CDC Director Says People Should Make 'Judgement Call' on 2nd Booster Timing

People should use their own judgement to decide when is best for them to get a second COVID booster vaccine, Rochelle Walensky, director of the U.S. Centers for Disease Control and Prevention (CDC), has said.

Last week, the CDC recommended second booster doses—a fourth shot for many people—for certain immunocompromised individuals and people over the age of 50 as long as they had received their initial booster dose at least four months prior.

It followed the authorization for a second booster dose of either the Pfizer or Moderna mRNA COVID vaccines by the Food and Drug Administration (FDA) on March 29, on the basis that "emerging evidence suggests that a second booster dose of an mRNA COVID-19 vaccine improves protection against severe COVID-19 and is not associated with new safety concerns."

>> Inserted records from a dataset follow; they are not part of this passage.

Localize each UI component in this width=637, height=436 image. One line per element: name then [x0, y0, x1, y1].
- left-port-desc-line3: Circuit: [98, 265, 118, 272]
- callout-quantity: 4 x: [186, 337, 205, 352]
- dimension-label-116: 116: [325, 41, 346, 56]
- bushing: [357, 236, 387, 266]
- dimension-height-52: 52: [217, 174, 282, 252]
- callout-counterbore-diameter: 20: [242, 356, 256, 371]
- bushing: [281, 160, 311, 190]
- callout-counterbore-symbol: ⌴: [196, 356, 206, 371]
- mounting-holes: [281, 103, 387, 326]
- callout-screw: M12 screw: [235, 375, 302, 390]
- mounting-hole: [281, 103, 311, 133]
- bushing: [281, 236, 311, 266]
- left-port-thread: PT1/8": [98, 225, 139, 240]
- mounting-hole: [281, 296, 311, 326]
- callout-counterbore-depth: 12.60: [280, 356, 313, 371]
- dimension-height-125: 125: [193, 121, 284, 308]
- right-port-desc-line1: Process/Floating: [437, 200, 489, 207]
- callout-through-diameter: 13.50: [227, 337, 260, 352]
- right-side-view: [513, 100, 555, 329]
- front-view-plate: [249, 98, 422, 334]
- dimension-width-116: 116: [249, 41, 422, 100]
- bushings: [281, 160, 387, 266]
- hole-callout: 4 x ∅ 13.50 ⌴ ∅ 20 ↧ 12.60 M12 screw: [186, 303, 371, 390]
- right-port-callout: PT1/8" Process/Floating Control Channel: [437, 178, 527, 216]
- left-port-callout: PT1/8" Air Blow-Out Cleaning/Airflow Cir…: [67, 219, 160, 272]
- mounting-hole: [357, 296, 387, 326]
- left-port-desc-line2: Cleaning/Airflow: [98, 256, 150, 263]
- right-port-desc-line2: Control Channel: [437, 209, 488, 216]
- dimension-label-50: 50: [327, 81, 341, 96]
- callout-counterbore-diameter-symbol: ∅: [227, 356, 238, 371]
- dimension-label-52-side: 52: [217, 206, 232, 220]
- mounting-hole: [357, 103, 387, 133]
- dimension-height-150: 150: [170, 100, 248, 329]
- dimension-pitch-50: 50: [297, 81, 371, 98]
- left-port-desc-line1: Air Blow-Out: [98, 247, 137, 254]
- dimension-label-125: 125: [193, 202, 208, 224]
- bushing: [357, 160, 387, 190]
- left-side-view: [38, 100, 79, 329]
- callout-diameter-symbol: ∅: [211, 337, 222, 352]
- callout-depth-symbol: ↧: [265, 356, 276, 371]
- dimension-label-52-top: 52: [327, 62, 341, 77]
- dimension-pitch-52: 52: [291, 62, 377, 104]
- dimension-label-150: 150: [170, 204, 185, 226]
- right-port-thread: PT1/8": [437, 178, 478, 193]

Speaking to NBC News, Walensky provided some further guidance on when those eligible might choose to have the second booster dose.

She said that for people who have already caught the Omicron COVID variant in the past two or three months, the disease "really did boost your immune system quite well" and that they could wait another two to four months before their second booster.

Rochelle Walensky
CDC director Rochelle Walensky speaks at a Senate hearing in Washington D.C. in May, 2021. The CDC recently recommended additional COVID booster vaccines for certain individuals. Greg Nash/Pool/Getty

There is also the issue of the vaccine's protection decreasing over time. Last week, Dr. Richard Besser, former acting director of the CDC, told NBC that people should "think thoughtfully" about when they want to get their fourth dose.

"If you're in an area where [COVID] is really, really low and you get the booster now and two, three months from now the rate goes up higher, I don't know [if] you're going to have the same protection than if you wait a couple months. So that's why I would say pay attention to what's going on locally. This is one of those situations where talking to your doctor really matters."

On this, Walensky said it is a "personal judgement call" for individuals.

Her comments comes after data from Israel suggested that the protection against confirmed infection offered by a fourth dose of the Pfizer vaccine "appeared short lived"—though it should be noted that protection against severe illness did not fall during the study period.

The researchers used data on 1.25 million people from the Israeli Ministry of Health database who were 60 years of age or older and eligible for a fourth dose between January 10 and March 2, 2022.

The people involved in the study were split into three groups. COVID infection and severe illness was estimated starting eight days after receipt of a fourth dose (the fourth dose group) compared to a three-dose group, and a group who had received a fourth dose three to seven days earlier (internal control group).

The researchers found that the rate of severe COVID in the fourth week after receipt of the fourth dose was lower than that in the three-dose group by a factor of 3.5 and that protection against severe illness did not wane in the six weeks after the fourth dose.

Confirmed infection was also lower in the four-dose group by a factor of 2 after four weeks, but "this protection waned in later weeks," the researchers wrote.

The study was published in The New England Journal of Medicine on Tuesday.